In the April edition of the Ornithological Newsletter (organ of the Ornithological Societies of North America), there is an announcement of a new service provided by USGS, the Raptor Information Service (RIS). The RIS contains citations on over 38,000 items concerning raptors, including “gray literature” reports and unpublished government reports. It is available to all comers here

I gave it a test drive this morning and the results were mixed. I entered “merlin ohio” as keywords and the system quickly found five items that matched those criteria, one of them going back to 1909. I picked up a copy of the winter 2006 issue of the Journal of Field Ornithology that happened to be lying around the lab, and entered “white-throated hawk Argentina” to see if the system would return an article in that journal. It did so in about 10 seconds, along with seven other articles on White-throated Hawks in Argentina. This indicates that the database is certainly extensive. I haven’t tried it on any Old World species, though.

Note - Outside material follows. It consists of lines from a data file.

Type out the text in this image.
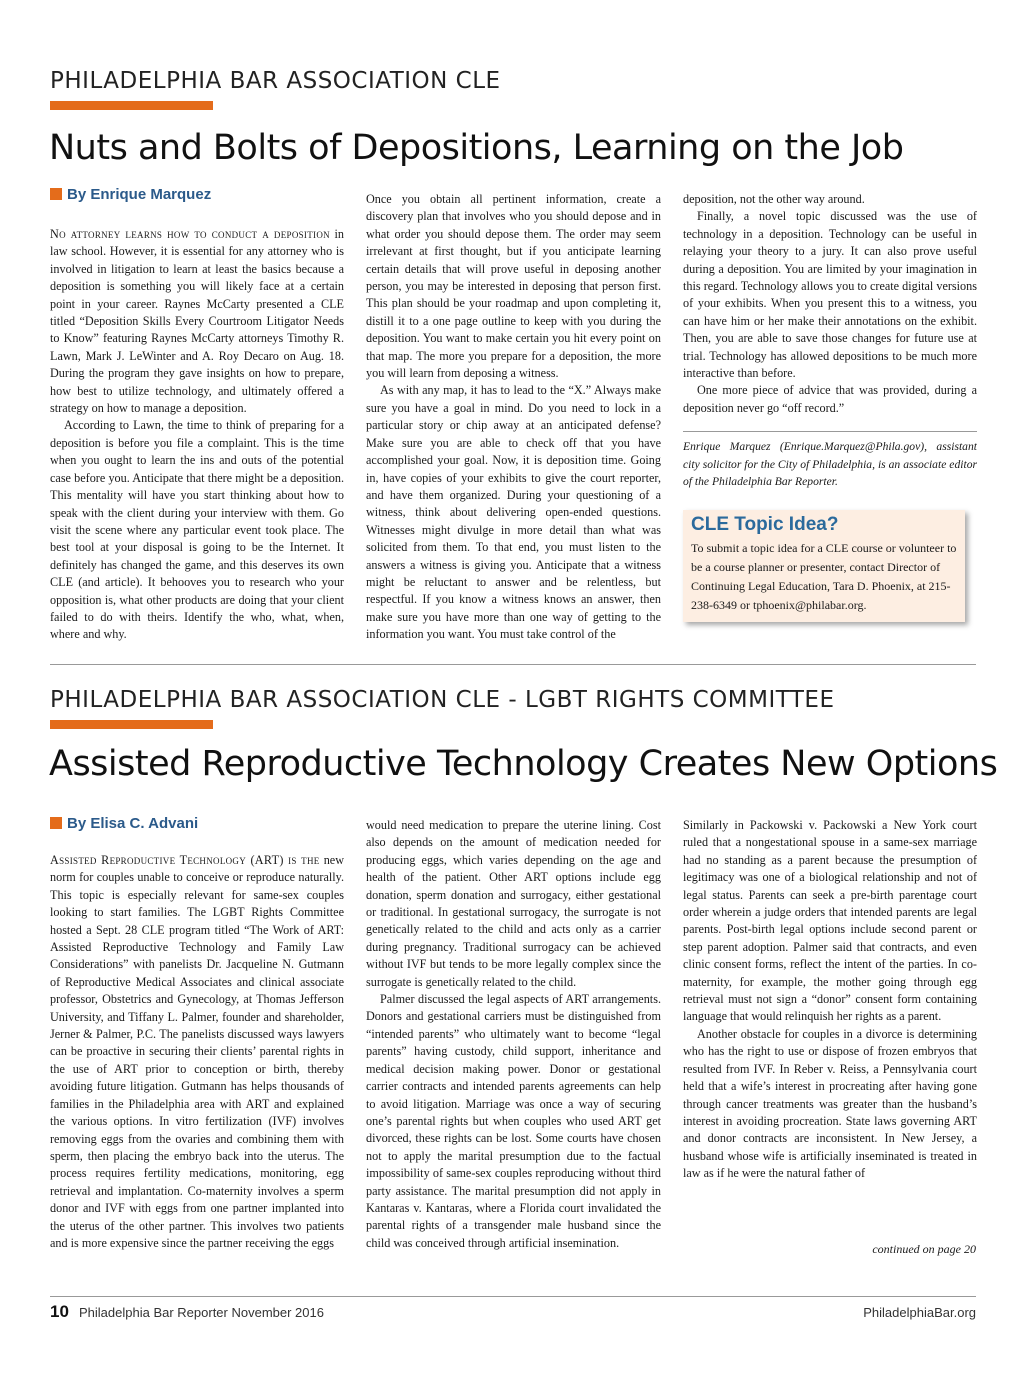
PHILADELPHIA BAR ASSOCIATION CLE
Nuts and Bolts of Depositions, Learning on the Job
By Enrique Marquez

No attorney learns how to conduct a deposition in law school. However, it is essential for any attorney who is involved in litigation to learn at least the basics because a deposition is something you will likely face at a certain point in your career. Raynes McCarty presented a CLE titled “Deposition Skills Every Courtroom Litigator Needs to Know” featuring Raynes McCarty attorneys Timothy R. Lawn, Mark J. LeWinter and A. Roy Decaro on Aug. 18. During the program they gave insights on how to prepare, how best to utilize technology, and ultimately offered a strategy on how to manage a deposition.

According to Lawn, the time to think of preparing for a deposition is before you file a complaint. This is the time when you ought to learn the ins and outs of the potential case before you. Anticipate that there might be a deposition. This mentality will have you start thinking about how to speak with the client during your interview with them. Go visit the scene where any particular event took place. The best tool at your disposal is going to be the Internet. It definitely has changed the game, and this deserves its own CLE (and article). It behooves you to research who your opposition is, what other products are doing that your client failed to do with theirs. Identify the who, what, when, where and why.

Once you obtain all pertinent information, create a discovery plan that involves who you should depose and in what order you should depose them. The order may seem irrelevant at first thought, but if you anticipate learning certain details that will prove useful in deposing another person, you may be interested in deposing that person first. This plan should be your roadmap and upon completing it, distill it to a one page outline to keep with you during the deposition. You want to make certain you hit every point on that map. The more you prepare for a deposition, the more you will learn from deposing a witness.

As with any map, it has to lead to the “X.” Always make sure you have a goal in mind. Do you need to lock in a particular story or chip away at an anticipated defense? Make sure you are able to check off that you have accomplished your goal. Now, it is deposition time. Going in, have copies of your exhibits to give the court reporter, and have them organized. During your questioning of a witness, think about delivering open-ended questions. Witnesses might divulge in more detail than what was solicited from them. To that end, you must listen to the answers a witness is giving you. Anticipate that a witness might be reluctant to answer and be relentless, but respectful. If you know a witness knows an answer, then make sure you have more than one way of getting to the information you want. You must take control of the

deposition, not the other way around.

Finally, a novel topic discussed was the use of technology in a deposition. Technology can be useful in relaying your theory to a jury. It can also prove useful during a deposition. You are limited by your imagination in this regard. Technology allows you to create digital versions of your exhibits. When you present this to a witness, you can have him or her make their annotations on the exhibit. Then, you are able to save those changes for future use at trial. Technology has allowed depositions to be much more interactive than before.

One more piece of advice that was provided, during a deposition never go “off record.”

Enrique Marquez (Enrique.Marquez@Phila.gov), assistant city solicitor for the City of Philadelphia, is an associate editor of the Philadelphia Bar Reporter.

CLE Topic Idea?
To submit a topic idea for a CLE course or volunteer to be a course planner or presenter, contact Director of Continuing Legal Education, Tara D. Phoenix, at 215-238-6349 or tphoenix@philabar.org.
PHILADELPHIA BAR ASSOCIATION CLE - LGBT RIGHTS COMMITTEE
Assisted Reproductive Technology Creates New Options
By Elisa C. Advani

Assisted Reproductive Technology (ART) is the new norm for couples unable to conceive or reproduce naturally. This topic is especially relevant for same-sex couples looking to start families. The LGBT Rights Committee hosted a Sept. 28 CLE program titled “The Work of ART: Assisted Reproductive Technology and Family Law Considerations” with panelists Dr. Jacqueline N. Gutmann of Reproductive Medical Associates and clinical associate professor, Obstetrics and Gynecology, at Thomas Jefferson University, and Tiffany L. Palmer, founder and shareholder, Jerner & Palmer, P.C. The panelists discussed ways lawyers can be proactive in securing their clients’ parental rights in the use of ART prior to conception or birth, thereby avoiding future litigation. Gutmann has helps thousands of families in the Philadelphia area with ART and explained the various options. In vitro fertilization (IVF) involves removing eggs from the ovaries and combining them with sperm, then placing the embryo back into the uterus. The process requires fertility medications, monitoring, egg retrieval and implantation. Co-maternity involves a sperm donor and IVF with eggs from one partner implanted into the uterus of the other partner. This involves two patients and is more expensive since the partner receiving the eggs

would need medication to prepare the uterine lining. Cost also depends on the amount of medication needed for producing eggs, which varies depending on the age and health of the patient. Other ART options include egg donation, sperm donation and surrogacy, either gestational or traditional. In gestational surrogacy, the surrogate is not genetically related to the child and acts only as a carrier during pregnancy. Traditional surrogacy can be achieved without IVF but tends to be more legally complex since the surrogate is genetically related to the child.

Palmer discussed the legal aspects of ART arrangements. Donors and gestational carriers must be distinguished from “intended parents” who ultimately want to become “legal parents” having custody, child support, inheritance and medical decision making power. Donor or gestational carrier contracts and intended parents agreements can help to avoid litigation. Marriage was once a way of securing one’s parental rights but when couples who used ART get divorced, these rights can be lost. Some courts have chosen not to apply the marital presumption due to the factual impossibility of same-sex couples reproducing without third party assistance. The marital presumption did not apply in Kantaras v. Kantaras, where a Florida court invalidated the parental rights of a transgender male husband since the child was conceived through artificial insemination.

Similarly in Packowski v. Packowski a New York court ruled that a nongestational spouse in a same-sex marriage had no standing as a parent because the presumption of legitimacy was one of a biological relationship and not of legal status. Parents can seek a pre-birth parentage court order wherein a judge orders that intended parents are legal parents. Post-birth legal options include second parent or step parent adoption. Palmer said that contracts, and even clinic consent forms, reflect the intent of the parties. In co-maternity, for example, the mother going through egg retrieval must not sign a “donor” consent form containing language that would relinquish her rights as a parent.

Another obstacle for couples in a divorce is determining who has the right to use or dispose of frozen embryos that resulted from IVF. In Reber v. Reiss, a Pennsylvania court held that a wife’s interest in procreating after having gone through cancer treatments was greater than the husband’s interest in avoiding procreation. State laws governing ART and donor contracts are inconsistent. In New Jersey, a husband whose wife is artificially inseminated is treated in law as if he were the natural father of

continued on page 20
10 Philadelphia Bar Reporter November 2016	PhiladelphiaBar.org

That’s the good news. The bad news is that the citation is all you get. There is no information on where you might by able to find the referenced article, even when the journal is available online. Ideally, a mouse click should take you to the article. The inclusion of gray literature is laudable, but the whole difficulty with gray literature is that it is almost impossible to find. The people who put it into the database had to have found it somewhere; it would have been really nice to have included that information in the database.